Come cittadine italiane e come insegnanti che (nonostante tutto) credono ancora fortemente nei valori della “Res Publica” e della scuola pluralista e democratica, siamo rimaste sconcertate nel leggere la recente notizia di costituzione del “Comitato Insegnanti valdostani per il sì alla riforma costituzionale”.
Ciò che ha destato il nostro interesse non è stata la nascita di un Comitato del Sì, ma il fatto che questo comitato sia rappresentativo degli insegnanti che lavorano attivamente nella scuola pubblica. Forse questi insegnanti hanno dimenticato qual è la reale funzione del docente in una Repubblica Democratica, forse non hanno letto con attenzione le Indicazioni Nazionali per il curricolo della scuola del primo e del secondo ciclo d’istruzione, forse non hanno più partecipato ai corsi di aggiornamento sulla didattica e sull’essere docente nella scuola dell’inclusione, forse hanno mal interpretato gli articoli 33 e 34 della Costituzione, confondendo la libertà di insegnamento con la libertà di indottrinamento.
La scuola pubblica è il caposaldo della società, è il bene comune, ed è il mezzo attraverso cui si formano le giovani menti. La finalità della scuola dell'autonomia (per intenderci quella dei nostri giorni) è far conseguire il successo formativo ad ogni alunno, “con l’originalità del suo percorso individuale e le aperture offerte dalla rete di relazioni che la legano alla famiglia e agli ambiti sociali”. Le Indicazioni Nazionali, inoltre, ricordano al docente che “le strategie educative e didattiche devono sempre tener conto della singolarità e complessità di ogni persona, della sua articolata identità, delle sue aspirazioni, capacità e delle sue fragilità, nelle varie fasi di sviluppo e di formazione”. Quindi il compito è valorizzare l’individuo, accompagnarlo nella crescita di un pensiero libero e indipendente, e non creare un gruppo omogeneo con un unico pensiero.
L’immagine tradizionale dell’insegnante come figura autoritaria che forgiava menti a sua immagine e somiglianza e che utilizzava l’arma della valutazione come strumento per ottenere rispetto e come espressione del suo giudizio è stata soppiantata oramai da decenni.

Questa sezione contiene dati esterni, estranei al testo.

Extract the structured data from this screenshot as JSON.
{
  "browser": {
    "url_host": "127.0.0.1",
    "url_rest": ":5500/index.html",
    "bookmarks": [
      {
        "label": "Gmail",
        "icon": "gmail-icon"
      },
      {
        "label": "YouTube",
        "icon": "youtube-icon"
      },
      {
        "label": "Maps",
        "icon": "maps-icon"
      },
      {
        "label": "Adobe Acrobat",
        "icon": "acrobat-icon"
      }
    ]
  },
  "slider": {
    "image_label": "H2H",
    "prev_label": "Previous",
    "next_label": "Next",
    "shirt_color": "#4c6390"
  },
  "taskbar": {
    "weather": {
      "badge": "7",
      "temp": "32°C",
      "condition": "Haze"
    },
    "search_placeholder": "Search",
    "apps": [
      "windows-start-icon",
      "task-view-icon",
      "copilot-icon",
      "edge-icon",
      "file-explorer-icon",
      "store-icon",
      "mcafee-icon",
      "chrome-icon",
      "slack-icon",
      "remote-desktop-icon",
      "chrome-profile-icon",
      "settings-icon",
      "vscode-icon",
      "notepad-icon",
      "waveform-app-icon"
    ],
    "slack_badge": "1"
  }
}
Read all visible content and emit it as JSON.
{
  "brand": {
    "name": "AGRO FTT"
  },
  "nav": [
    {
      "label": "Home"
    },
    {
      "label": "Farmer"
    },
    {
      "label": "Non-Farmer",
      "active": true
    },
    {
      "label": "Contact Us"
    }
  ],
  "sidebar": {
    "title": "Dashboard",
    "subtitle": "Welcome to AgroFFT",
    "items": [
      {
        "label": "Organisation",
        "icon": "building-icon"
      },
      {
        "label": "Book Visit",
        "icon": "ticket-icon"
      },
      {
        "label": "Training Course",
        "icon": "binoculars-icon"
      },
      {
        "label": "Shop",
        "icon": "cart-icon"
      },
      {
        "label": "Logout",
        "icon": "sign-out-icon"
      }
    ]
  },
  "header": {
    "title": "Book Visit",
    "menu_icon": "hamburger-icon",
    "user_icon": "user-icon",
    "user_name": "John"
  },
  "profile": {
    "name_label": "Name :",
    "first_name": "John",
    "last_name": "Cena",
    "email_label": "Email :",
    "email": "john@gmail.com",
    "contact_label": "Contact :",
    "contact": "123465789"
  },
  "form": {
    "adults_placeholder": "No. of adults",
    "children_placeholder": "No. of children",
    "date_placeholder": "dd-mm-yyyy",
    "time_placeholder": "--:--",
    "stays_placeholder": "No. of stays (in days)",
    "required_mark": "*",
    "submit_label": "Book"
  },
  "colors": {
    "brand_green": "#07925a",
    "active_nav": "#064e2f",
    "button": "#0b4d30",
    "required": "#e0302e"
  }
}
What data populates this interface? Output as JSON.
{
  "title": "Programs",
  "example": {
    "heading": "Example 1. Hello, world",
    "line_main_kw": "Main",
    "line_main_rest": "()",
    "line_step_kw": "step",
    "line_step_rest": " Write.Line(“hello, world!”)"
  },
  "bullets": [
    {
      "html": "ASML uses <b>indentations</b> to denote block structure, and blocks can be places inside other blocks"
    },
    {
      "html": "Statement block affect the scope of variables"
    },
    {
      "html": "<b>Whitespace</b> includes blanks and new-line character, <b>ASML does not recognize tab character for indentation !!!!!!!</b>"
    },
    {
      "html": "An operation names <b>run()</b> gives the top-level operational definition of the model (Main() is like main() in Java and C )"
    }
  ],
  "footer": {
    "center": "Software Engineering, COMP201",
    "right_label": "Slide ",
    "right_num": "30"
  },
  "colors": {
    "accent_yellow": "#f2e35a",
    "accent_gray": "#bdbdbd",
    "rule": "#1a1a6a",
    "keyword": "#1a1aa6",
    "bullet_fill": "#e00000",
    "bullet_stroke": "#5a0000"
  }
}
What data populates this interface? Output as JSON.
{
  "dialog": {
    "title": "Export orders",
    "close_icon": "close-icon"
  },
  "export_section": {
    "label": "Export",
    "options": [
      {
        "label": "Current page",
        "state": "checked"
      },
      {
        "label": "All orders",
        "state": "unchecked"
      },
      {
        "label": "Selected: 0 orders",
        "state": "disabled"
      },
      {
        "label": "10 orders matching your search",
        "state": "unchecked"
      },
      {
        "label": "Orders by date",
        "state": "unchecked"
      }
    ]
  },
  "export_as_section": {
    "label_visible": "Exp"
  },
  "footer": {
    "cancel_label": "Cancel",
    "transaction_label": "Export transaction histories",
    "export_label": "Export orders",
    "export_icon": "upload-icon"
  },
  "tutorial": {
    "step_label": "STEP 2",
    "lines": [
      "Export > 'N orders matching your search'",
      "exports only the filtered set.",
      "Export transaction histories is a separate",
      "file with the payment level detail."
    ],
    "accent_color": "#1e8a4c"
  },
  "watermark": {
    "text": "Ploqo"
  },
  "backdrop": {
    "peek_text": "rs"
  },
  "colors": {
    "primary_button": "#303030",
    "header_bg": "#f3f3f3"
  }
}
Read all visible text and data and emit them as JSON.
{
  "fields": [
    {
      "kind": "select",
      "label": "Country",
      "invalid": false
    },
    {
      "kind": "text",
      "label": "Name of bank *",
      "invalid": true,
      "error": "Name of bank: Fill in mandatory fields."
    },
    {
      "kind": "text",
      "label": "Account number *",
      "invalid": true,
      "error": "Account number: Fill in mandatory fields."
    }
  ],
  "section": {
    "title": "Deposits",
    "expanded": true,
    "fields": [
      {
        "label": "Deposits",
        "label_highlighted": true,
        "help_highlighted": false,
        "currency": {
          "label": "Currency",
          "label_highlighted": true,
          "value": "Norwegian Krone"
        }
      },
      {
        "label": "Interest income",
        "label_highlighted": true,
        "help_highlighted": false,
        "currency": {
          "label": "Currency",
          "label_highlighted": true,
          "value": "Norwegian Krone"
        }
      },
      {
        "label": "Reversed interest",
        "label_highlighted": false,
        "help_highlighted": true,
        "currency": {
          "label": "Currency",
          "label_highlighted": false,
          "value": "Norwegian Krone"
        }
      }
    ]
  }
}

La nascita di questo Comitato di insegnanti ricorda vecchi, amari, tristi e tragici tempi, in cui la scuola e gli insegnanti erano strumento di un solo uomo al comando, in cui la scuola aveva la funzione di indottrinare, in cui agli insegnanti era ordinato di sposare e diffondere con efficacia le idee di un regime, pena l’esclusione dalla professione. L’istruzione, come diceva Mandela, è l’arma più potente, ma bisogna usarla con coscienza e cautela, perché non diventi un’arma di distruzione di massa. La scuola non è e non deve diventare il luogo di propaganda politica, la scuola deve continuare a essere il luogo in cui vige la libertà di espressione di ogni singolo alunno, in cui i pensieri e le idee si confrontano; la scuola deve educare alla consapevolezza e alla responsabilità, deve educare alla cittadinanza attiva intesa in senso più ampio, deve promuovere la padronanza degli strumenti critici per evitare che la storia e l’educazione alla cittadinanza vengano usate strumentalmente e in modo improprio. Ogni individuo deve formare la sua mente e deve essere libero di pensare autonomamente.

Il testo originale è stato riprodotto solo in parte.